Благовещение — картина маслом раннего нидерландского художника Ганса Мемлинга . На ней изображено Благовещение , сообщение архангела Гавриила Деве Марии о том, что она зачнет и станет матерью Иисуса , описанное в Евангелии от Луки (Лука 1:26). Картина была написана в 1480-х годах и была перенесена на холст с оригинальной дубовой панели где-то после 1928 года; сегодня она находится в коллекции Роберта Лемана в Метрополитен-музее в Нью-Йорке.
На панели изображена Мария в домашнем интерьере с двумя сопровождающими ее ангелами . Гавриил одет в церковные одежды, а над Марией парит голубь, олицетворяющий Святого Духа . Она расширяет крыло Благовещения алтаря Святого Колумбы Рогира ван дер Вейдена , датируемого примерно 1455 годом . По словам историка искусства Мэриан Эйнсворт , работа представляет собой «поразительно оригинальный образ, богатый коннотациями для зрителя или верующего». [1]
Иконография фокусируется на чистоте Девы Марии. Ее обморок предвещает Распятие Иисуса , а панель подчеркивает ее роль как матери, невесты и Царицы Небесной . Оригинальная рама сохранилась до 19 века и была выгравирована с датой, которая, как полагают, была 1482 годом; современные историки искусства предположили, что последней цифрой числа была 9, что дало бы дату 1489 год. В 1847 году историк искусства Густав Фридрих Вааген описал панель как одну из «лучших и самых оригинальных работ» Мемлинга. [2] В 1902 году она была выставлена в Брюгге на выставке примитивов Фламандии в Брюгге , после чего прошла очистку и реставрацию. Банкир Филипп Леман купил ее в 1920 году у семьи Радзивиллов , в чьей коллекции она, возможно, находилась с XVI века; Антоний Радзивилл обнаружил его в родовом имении в начале XIX века. В то время он был пронзён стрелой и требовал реставрации.
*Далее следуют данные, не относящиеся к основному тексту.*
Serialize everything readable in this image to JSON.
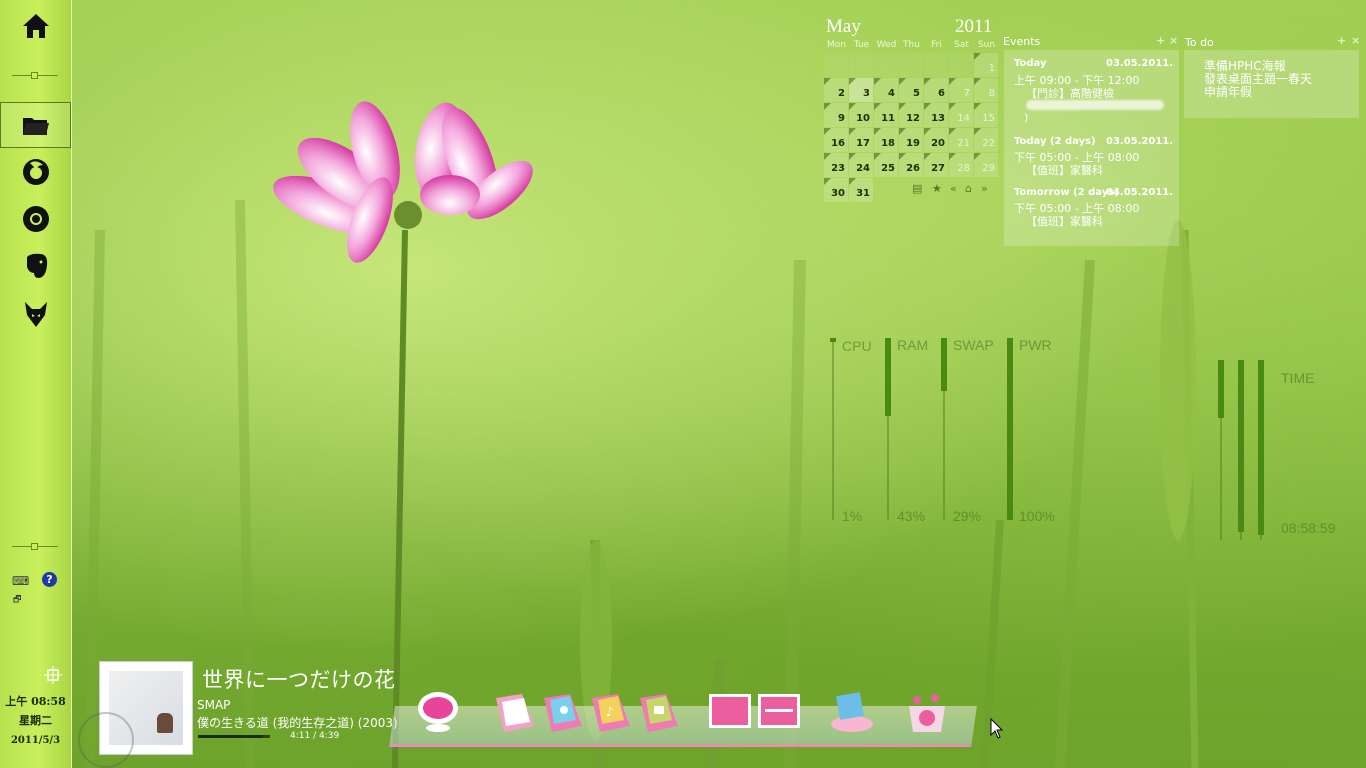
{
  "sidebar": {
    "icons": [
      "home-icon",
      "folder-icon",
      "firefox-icon",
      "chrome-icon",
      "evernote-icon",
      "fox-icon"
    ],
    "tray_icons": [
      "keyboard-icon",
      "help-icon",
      "window-icon"
    ],
    "clock": {
      "time": "上午 08:58",
      "weekday": "星期二",
      "date": "2011/5/3"
    }
  },
  "calendar": {
    "month": "May",
    "year": "2011",
    "weekdays": [
      "Mon",
      "Tue",
      "Wed",
      "Thu",
      "Fri",
      "Sat",
      "Sun"
    ],
    "days": [
      "1",
      "2",
      "3",
      "4",
      "5",
      "6",
      "7",
      "8",
      "9",
      "10",
      "11",
      "12",
      "13",
      "14",
      "15",
      "16",
      "17",
      "18",
      "19",
      "20",
      "21",
      "22",
      "23",
      "24",
      "25",
      "26",
      "27",
      "28",
      "29",
      "30",
      "31"
    ],
    "today": "3"
  },
  "events": {
    "title": "Events",
    "items": [
      {
        "head": "Today",
        "date": "03.05.2011.",
        "time": "上午 09:00 - 下午 12:00",
        "desc": "【門診】高階健檢",
        "extra": ")"
      },
      {
        "head": "Today (2 days)",
        "date": "03.05.2011.",
        "time": "下午 05:00 - 上午 08:00",
        "desc": "【值班】家醫科"
      },
      {
        "head": "Tomorrow (2 days)",
        "date": "04.05.2011.",
        "time": "下午 05:00 - 上午 08:00",
        "desc": "【值班】家醫科"
      }
    ]
  },
  "todo": {
    "title": "To do",
    "items": [
      "準備HPHC海報",
      "發表桌面主題一春天",
      "申請年假"
    ]
  },
  "meters": {
    "cpu": {
      "label": "CPU",
      "value": "1%",
      "fraction": 0.01
    },
    "ram": {
      "label": "RAM",
      "value": "43%",
      "fraction": 0.43
    },
    "swap": {
      "label": "SWAP",
      "value": "29%",
      "fraction": 0.29
    },
    "pwr": {
      "label": "PWR",
      "value": "100%",
      "fraction": 1.0
    },
    "time": {
      "label": "TIME",
      "value": "08:58:59"
    }
  },
  "music": {
    "title": "世界に一つだけの花",
    "artist": "SMAP",
    "album": "僕の生きる道 (我的生存之道) (2003)",
    "time": "4:11 / 4:39",
    "progress": 0.9
  },
  "dock": {
    "items": [
      "pink-orb-icon",
      "pink-folder-icon",
      "blue-flower-folder-icon",
      "music-folder-icon",
      "video-folder-icon",
      "pink-monitor-icon",
      "pink-monitor-2-icon",
      "pink-drive-icon",
      "pink-basket-icon"
    ]
  }
}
Благовещение было популярной темой в европейском искусстве [3] , хотя это была сложная сцена для изображения, потому что она изображает союз Марии с Христом, когда она становится скинией для Слова, ставшего плотью. Доктрина Марии как Богородицы , Богоносицы, была утверждена в 431 году на Эфесском соборе ; два десятилетия спустя Халкидонский собор утвердил доктрину Воплощения — что Христос имел две природы ( Бог и Человек ), — а вечная девственность Марии была утверждена на Латеранском соборе 631 года. В византийском искусстве сцены Благовещения изображают Деву Марию на троне и одетую в королевские регалии. [4] В последующие века ее изображали в закрытых помещениях: храме, церкви, саду. [5]
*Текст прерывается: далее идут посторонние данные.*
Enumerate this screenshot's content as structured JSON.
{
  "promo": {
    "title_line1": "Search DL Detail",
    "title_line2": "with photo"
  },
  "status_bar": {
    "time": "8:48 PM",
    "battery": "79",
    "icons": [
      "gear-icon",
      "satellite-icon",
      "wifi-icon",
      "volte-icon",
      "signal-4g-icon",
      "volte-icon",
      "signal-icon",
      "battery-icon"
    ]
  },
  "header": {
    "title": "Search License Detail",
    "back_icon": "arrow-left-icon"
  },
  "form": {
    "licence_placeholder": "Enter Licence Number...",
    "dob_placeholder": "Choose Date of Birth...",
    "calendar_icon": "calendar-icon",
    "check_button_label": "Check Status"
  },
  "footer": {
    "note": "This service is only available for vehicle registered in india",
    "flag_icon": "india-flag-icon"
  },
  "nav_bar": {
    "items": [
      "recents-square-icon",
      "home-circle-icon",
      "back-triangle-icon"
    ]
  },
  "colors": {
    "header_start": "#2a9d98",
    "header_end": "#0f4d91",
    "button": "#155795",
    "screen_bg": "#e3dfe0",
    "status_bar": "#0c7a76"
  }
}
В раннем нидерландском искусстве Благовещение обычно происходит в современных ему домашних интерьерах, мотив и традиция, установленные Робером Кампеном , и продолженные Яном ван Эйком и Рогиром ван дер Вейденом . [1] Ни Кампен, ни ван Эйк не зашли так далеко, чтобы поместить сцену в спальне, [4] хотя мотив встречается в «Благовещении» ван дер Вейдена в Лувре около 1435 года и в его «Алтаре Святого Колумбы» около 1455 года, на котором Дева Мария преклоняет колени у брачного ложа, выполненном в красном цвете, сделанном из дорогих пигментов. [6] Изображение этой сцены у Мемлинга почти идентично изображению на « Алтаре Святого Колумбы» . [7]
Архангел Гавриил появляется перед Марией, чтобы объявить, что она родит Сына Божьего . [8] Он показан стоящим в трехчетвертном виде, [9] в небольшой драгоценной диадеме и одетым в облачение . На нем богато вышитая красно-золотая парчовая мантия , окаймленная узором из серых серафимов и колес, поверх белого стихарь и амицика . Он держит свой посох в одной руке, а другую поднимает к Деве. [10] Он преклоняет колени, почитая и признавая ее как Мать Христа и Царицу Небесную , [1] а его ноги босы и расположены немного позади ее. [11]
Дева Мария изображена спереди; [9] прямо за ней кровать с красной занавеской действует как обрамляющее устройство, похожее на традиционный балдахин или балдахин . [6] В отличие от работ предшественников Мемлинга, чьи Девы облачены в богато украшенные драгоценными камнями и дорогие одежды, простая белая сорочка, которую она носит под синей мантией, минимально украшена драгоценными камнями на подоле и на открытом вырезе. Фиолетовое нижнее платье выглядывает из-под ее шеи и запястий, указывая на ее королевский статус. [5] Мария, кажется, не удивлена и не напугана этим объявлением; по словам историка искусств Ширли Нильсен Блум, сцена представлена с большим чувством натурализма и успешно изображает «превращение Марии из девочки в богоносицу». [11]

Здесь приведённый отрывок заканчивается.